One final question: what about the avoidance canon? That canon of construction counsels that a court should construe a statute, if reasonably possible, so as to avoid a constitutional question. Does this canon effectively limit Congress’s grant of authority to the Secretary to issue safety standards? I would say no. The trouble here is that one has two reasonable yet competing interpretations of the statute, made possible thanks to Congress’s use of the disjunctive. These are the only choices, and there is no other reasonable interpretation of the text (you can’t reasonably interpret “or” to mean “and”) that can avoid the non-delegation problem. Cf. Whitman, 531 U.S. at 471 (“No matter how severe the constitutional doubt, courts may choose only between reasonably available interpretations of a text.”).
*29 U.S.C. § 652(8). The basic argument for OSHA being unconstitutional is set forth in Cass R. Sunstein, Is OSHA Unconstitutional?, 94 Va. L. Rev. 1407 (2008). Professor Sunstein, writing before Michigan v. EPA, concludes that OSHA’s safety standard provision is probably constitutional if it is read to require some consideration of costs. Whether or not that view was plausible prior to Michigan, I do not believe that such an interpretation is tenable after Michigan.
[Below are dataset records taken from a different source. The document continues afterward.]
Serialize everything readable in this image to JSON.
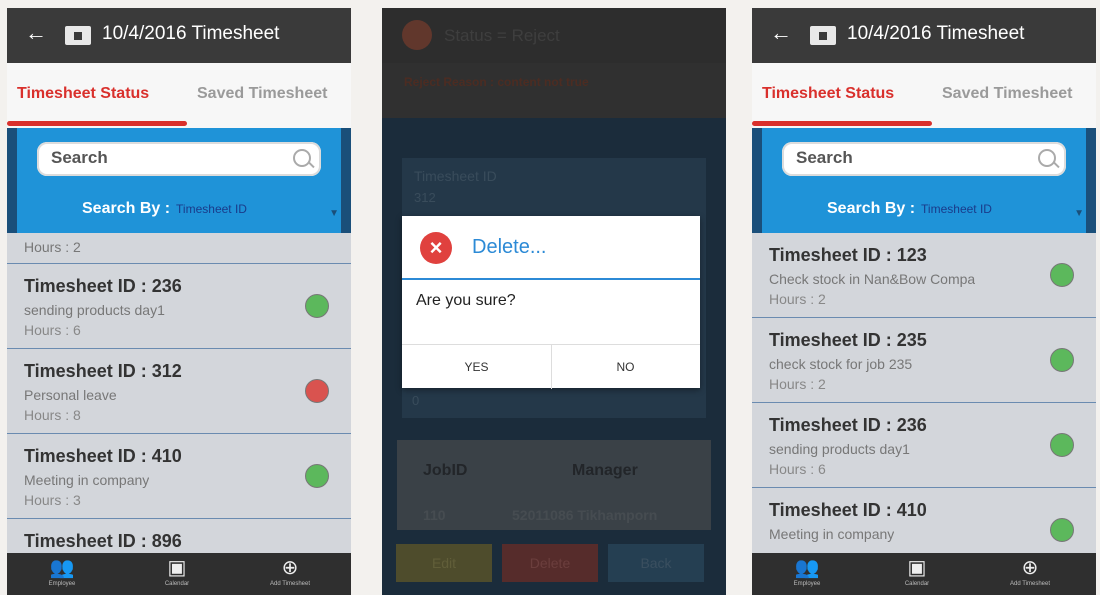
{
  "header": {
    "title": "10/4/2016 Timesheet",
    "back": "←"
  },
  "tabs": {
    "status": "Timesheet Status",
    "saved": "Saved Timesheet"
  },
  "search": {
    "placeholder": "Search",
    "by_label": "Search By :",
    "by_value": "Timesheet ID"
  },
  "colors": {
    "accent": "#d9302c",
    "panel": "#1f93d8",
    "green": "#5cb85c",
    "red": "#d9534f"
  },
  "screen1": {
    "partial_hours": "Hours : 2",
    "items": [
      {
        "id": "Timesheet ID : 236",
        "desc": "sending products day1",
        "hours": "Hours : 6",
        "status": "green"
      },
      {
        "id": "Timesheet ID : 312",
        "desc": "Personal leave",
        "hours": "Hours : 8",
        "status": "red"
      },
      {
        "id": "Timesheet ID : 410",
        "desc": "Meeting in company",
        "hours": "Hours : 3",
        "status": "green"
      },
      {
        "id": "Timesheet ID : 896",
        "desc": "",
        "hours": "",
        "status": "partial"
      }
    ]
  },
  "screen2": {
    "title": "Status = Reject",
    "reason": "Reject Reason : content not true",
    "field_label": "Timesheet ID",
    "field_value": "312",
    "zero": "0",
    "job_headers": {
      "job": "JobID",
      "manager": "Manager"
    },
    "job_row": {
      "job": "110",
      "manager": "52011086 Tikhamporn"
    },
    "buttons": {
      "edit": "Edit",
      "delete": "Delete",
      "back": "Back"
    },
    "dialog": {
      "title": "Delete...",
      "message": "Are you sure?",
      "yes": "YES",
      "no": "NO"
    }
  },
  "screen3": {
    "items": [
      {
        "id": "Timesheet ID : 123",
        "desc": "Check stock in Nan&Bow Compa",
        "hours": "Hours : 2",
        "status": "green"
      },
      {
        "id": "Timesheet ID : 235",
        "desc": "check stock for job 235",
        "hours": "Hours : 2",
        "status": "green"
      },
      {
        "id": "Timesheet ID : 236",
        "desc": "sending products day1",
        "hours": "Hours : 6",
        "status": "green"
      },
      {
        "id": "Timesheet ID : 410",
        "desc": "Meeting in company",
        "hours": "",
        "status": "green"
      }
    ]
  },
  "nav": {
    "employee": "Employee",
    "calendar": "Calendar",
    "add": "Add Timesheet"
  }
}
**For those standards that concern toxic materials or harmful physical agents, such must also be those “which most adequately assures, to the extent feasible, on the basis of the best available evidence, that no employee will suffer material impairment of health or functional capacity even if such employee has regular exposure to the hazard dealt with by such standard for the period of his working life.” 29 U.S.C. § 655(b)(5). The Supreme Court implicitly has held that this latter standard is enough of an “intelligible principle” to satisfy the non-delegation doctrine. See Indus. Union Dep’t, AFL-CIO v. Am. Petroleum Inst., 448 U.S. 607 (1980). The Court also has held that the express requirement of feasibility supplants any cost-benefit analysis obligation. Am. Textile Mfrs. Inst., Inc. v. Donovan, 452 U.S. 490, 509 (1981). Thus, the discussion in the text is limited to those standards that do not concern toxic materials or harmful physical agents, and thus are not subject to any principle other than “reasonably necessary or appropriate.” Cf id. at 512 (“Congress could reasonably have concluded that health standards should be subject to different criteria than safety standards because of the special problems presented in regulating them.”). Also note that there is no legislative history behind “reasonably necessary or appropriate.” Indus. Union Dep’t, 448 U.S. at 710 (Marshall, J., dissenting) (“While the standard-setting provision that the plurality ignores received extensive legislative attention, the definitional clause received none at all.”).